She-Hulk: Attorney at Law, recensione no spoiler della miniserie Marvel

She-Hulk Attorney at Law

Siamo nell’agosto del 2022 e, dopo la discreta accoglienza di Ms. Marvel, la casa di produzione di Kevin Feige ci riprova e continua il progetto televisivo MCU con il debutto dei primissimi episodi di She-Hulk: Attorney at Law. Creata da Jessica Gao su ispirazione del personaggio a fumetti ideato da Stan Lee e John Buscema, vede nel ruolo della protagonista titolare l’ottima Tatiana Maslany (Orphan Black).

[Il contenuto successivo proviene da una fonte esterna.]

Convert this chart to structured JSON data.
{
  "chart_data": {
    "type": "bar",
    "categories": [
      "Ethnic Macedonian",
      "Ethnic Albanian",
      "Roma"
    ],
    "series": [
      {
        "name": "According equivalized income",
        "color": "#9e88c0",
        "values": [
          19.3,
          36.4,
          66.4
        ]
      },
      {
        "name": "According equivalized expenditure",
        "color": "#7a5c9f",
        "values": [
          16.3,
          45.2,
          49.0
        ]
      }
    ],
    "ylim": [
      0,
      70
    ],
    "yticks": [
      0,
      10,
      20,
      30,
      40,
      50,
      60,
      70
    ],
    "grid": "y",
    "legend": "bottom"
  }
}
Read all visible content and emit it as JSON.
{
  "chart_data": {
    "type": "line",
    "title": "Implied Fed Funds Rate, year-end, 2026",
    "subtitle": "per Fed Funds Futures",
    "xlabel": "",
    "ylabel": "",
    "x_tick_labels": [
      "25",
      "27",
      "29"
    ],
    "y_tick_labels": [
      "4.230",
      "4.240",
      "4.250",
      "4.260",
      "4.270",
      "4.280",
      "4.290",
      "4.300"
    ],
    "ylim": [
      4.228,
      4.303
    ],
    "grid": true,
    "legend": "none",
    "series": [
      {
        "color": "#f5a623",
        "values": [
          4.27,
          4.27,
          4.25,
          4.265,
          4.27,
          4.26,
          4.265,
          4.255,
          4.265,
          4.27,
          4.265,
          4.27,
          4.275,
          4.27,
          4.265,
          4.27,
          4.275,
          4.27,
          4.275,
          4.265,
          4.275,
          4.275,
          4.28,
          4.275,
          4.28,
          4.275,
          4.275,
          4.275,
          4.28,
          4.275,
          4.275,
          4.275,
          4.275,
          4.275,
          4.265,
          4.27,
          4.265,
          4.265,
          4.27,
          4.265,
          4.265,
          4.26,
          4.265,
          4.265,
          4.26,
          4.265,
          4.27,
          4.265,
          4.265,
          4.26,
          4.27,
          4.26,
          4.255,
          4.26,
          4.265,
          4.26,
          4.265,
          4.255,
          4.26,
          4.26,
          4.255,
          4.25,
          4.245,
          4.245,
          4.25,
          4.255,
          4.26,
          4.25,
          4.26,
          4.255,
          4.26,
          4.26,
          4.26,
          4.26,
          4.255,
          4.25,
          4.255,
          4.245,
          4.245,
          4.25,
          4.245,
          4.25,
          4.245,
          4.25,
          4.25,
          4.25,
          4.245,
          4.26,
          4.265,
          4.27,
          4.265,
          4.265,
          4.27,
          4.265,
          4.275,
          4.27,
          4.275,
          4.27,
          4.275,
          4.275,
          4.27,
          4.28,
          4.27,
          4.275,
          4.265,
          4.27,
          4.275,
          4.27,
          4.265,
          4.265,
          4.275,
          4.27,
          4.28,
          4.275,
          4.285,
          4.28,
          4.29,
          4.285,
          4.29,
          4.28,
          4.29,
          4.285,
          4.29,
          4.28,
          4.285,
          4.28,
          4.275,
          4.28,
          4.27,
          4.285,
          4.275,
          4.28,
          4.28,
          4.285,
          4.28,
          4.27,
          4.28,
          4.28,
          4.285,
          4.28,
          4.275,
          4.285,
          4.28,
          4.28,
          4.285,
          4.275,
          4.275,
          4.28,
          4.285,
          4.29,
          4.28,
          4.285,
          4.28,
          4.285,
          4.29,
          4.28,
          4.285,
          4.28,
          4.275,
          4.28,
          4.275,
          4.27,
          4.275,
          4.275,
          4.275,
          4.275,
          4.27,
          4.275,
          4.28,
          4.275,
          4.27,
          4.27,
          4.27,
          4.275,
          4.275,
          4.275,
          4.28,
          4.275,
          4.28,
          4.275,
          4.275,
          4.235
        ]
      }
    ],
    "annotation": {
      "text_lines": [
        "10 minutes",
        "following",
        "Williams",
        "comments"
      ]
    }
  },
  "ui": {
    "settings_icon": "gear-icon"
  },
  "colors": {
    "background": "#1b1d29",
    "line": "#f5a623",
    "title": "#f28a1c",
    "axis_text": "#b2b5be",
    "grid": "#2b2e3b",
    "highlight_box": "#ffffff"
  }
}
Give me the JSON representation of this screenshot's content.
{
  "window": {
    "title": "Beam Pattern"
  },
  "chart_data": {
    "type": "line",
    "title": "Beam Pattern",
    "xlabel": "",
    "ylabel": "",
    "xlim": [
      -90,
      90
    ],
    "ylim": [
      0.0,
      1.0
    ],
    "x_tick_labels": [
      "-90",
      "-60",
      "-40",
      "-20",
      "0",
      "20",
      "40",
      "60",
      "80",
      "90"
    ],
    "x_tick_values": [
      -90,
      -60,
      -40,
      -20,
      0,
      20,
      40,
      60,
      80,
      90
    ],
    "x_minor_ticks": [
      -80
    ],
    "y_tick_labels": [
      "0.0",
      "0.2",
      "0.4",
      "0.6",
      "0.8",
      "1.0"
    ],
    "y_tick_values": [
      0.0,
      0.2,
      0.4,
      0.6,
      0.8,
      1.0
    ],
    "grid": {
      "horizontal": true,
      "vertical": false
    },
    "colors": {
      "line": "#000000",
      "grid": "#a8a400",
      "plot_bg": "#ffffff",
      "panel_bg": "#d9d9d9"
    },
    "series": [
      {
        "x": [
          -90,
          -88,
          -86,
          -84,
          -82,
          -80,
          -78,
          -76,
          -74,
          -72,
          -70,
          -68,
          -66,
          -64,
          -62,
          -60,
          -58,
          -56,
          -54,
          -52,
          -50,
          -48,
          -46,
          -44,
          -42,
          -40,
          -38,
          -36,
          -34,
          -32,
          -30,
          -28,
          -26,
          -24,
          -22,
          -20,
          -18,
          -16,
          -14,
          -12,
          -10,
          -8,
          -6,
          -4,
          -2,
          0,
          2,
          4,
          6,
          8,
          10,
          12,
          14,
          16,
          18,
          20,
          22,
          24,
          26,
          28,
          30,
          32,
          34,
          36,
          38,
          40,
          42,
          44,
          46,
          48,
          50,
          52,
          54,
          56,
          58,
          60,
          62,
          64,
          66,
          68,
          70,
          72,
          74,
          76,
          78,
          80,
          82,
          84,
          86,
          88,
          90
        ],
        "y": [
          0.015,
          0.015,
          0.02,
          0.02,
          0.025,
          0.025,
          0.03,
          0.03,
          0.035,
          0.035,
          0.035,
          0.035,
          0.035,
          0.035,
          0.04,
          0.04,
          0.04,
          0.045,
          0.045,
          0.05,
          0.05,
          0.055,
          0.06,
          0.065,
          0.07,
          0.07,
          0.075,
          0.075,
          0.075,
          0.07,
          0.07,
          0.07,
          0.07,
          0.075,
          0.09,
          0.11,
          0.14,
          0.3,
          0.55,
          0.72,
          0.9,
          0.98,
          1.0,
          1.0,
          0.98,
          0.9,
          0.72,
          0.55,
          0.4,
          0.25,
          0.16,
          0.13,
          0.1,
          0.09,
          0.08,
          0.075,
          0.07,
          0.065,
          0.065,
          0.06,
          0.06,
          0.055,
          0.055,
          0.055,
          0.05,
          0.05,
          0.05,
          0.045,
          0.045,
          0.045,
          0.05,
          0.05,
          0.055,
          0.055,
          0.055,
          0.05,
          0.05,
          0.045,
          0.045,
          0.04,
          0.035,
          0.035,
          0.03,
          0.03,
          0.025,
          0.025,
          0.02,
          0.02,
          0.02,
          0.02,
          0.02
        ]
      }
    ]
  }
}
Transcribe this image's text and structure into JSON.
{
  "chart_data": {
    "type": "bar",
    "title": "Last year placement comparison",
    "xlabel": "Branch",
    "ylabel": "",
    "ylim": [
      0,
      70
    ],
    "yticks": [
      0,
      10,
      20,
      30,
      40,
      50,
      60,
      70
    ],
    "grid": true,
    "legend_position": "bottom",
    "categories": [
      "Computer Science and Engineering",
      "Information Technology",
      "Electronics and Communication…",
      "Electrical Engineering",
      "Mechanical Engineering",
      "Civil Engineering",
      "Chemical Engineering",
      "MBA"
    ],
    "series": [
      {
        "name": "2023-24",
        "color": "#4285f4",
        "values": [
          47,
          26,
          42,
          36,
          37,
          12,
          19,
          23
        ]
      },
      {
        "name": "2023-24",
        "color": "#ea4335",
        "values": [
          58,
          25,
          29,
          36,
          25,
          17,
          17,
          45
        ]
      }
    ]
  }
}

Una miniserie composta da nove episodi che farà sicuramente felici le fan di sesso femminile, visto che She-Hulk sembra riproporre alcune caratteristiche del racconto post-moderno della generazione dei trentenni contemporanei, tra instabilità sentimentale e professionale, assieme a più di un riferimento narrativo a…Fleabag!

La trama di She-Hulk

Jennifer Walters (Tatiana Maslany), avvocatessa alle prime armi, entra casualmente in contatto con il sangue del cugino Bruce Banner (Mark Ruffalo) e acquisisce i suoi stessi poteri che le permettono di trasformarsi nella versione femminile di Hulk, pur mantenendo coscienza dei suoi alter ego. La donna, designata a causa di ciò a casi che vedono coinvolti superumani, cerca di affrontare la sua complessa vita da avvocato trentenne e single e allo stesso tempo di fare i conti con la sua nuova identità.

Perché vedere She-Hulk?

Perché la miniserie di Jessica Gao si riappropria di un semi-vuoto femminile all’interno dell’universo condiviso Marvel. Certo, c’è stato il lungometraggio sulla Vedova Nera di Scarlett Johansson, le serie Ms. Marvel con Iman Vellani e WandaVision con Elizabeth Olsen, eppure nessun prodotto Marvel si era mai avvicinato al linguaggio tutto contemporaneo della vita degli over 30 nella loro contemporaneità.

Tra vita sentimentale complicata e social network ingannevoli, She-Hulk racconta non soltanto le tribolazioni di una brillante avvocatessa in precario equilibrio tra vita professionale e privata e poteri “verdastri” acquisiti per puro sbaglio da suo cugino Bruce Banner, ma lo status quo di una generazionei di adulti non troppo adulti alle prese con una società sempre più fluida ed in costante cambiamento, anche affettivo. Il risultato finale è un mix irresisitibile tra female empowerment e trama da fumetto che ha fatto la felicità di tantissimi spettatori, per la maggior parte femminili ovviamente.

She-Hulk, perché non vederla

L’altra parte della medaglia però ci dice che la creatura televisiva di Jessica Gao non ha però del tutto convinto buona parte della critica, e questo perché? Forse la ragione è da ricercare nella struttura narrativa che la Gao utilizza per raccontare le tribolazioni private e pubbliche dell’avvocatessa Jennifer Walters: sembra difatti di assistere nuovamente a ciò che aveva reso straordinaria la comicità british di Fleabag e della sua protagonista Phoebe Waller-Bridge, ovvero la costante rottura della quarta parete del personaggio titolare per rivolgersi all’improvviso al suo pubblico di spettatori televisivi.

Un escamotage divertente ma di certo usurato di questi tempi in cui la produzione di serie televisive (di grande qualità) è veramente imponente; per questo la scelta di assegnare al personaggio interpretato da Tatiana Maslany la rottura frequente della cosiddetta quarta parete risulta quasi vetusta e decisamente fuori luogo rispetto alla trama supereroistica che si vuole alla fine raccontare. Un neo non indifferente per una miniserie di certo godibile ma tra le più discutibili dell’intero pacchetto tv Marvel Studios.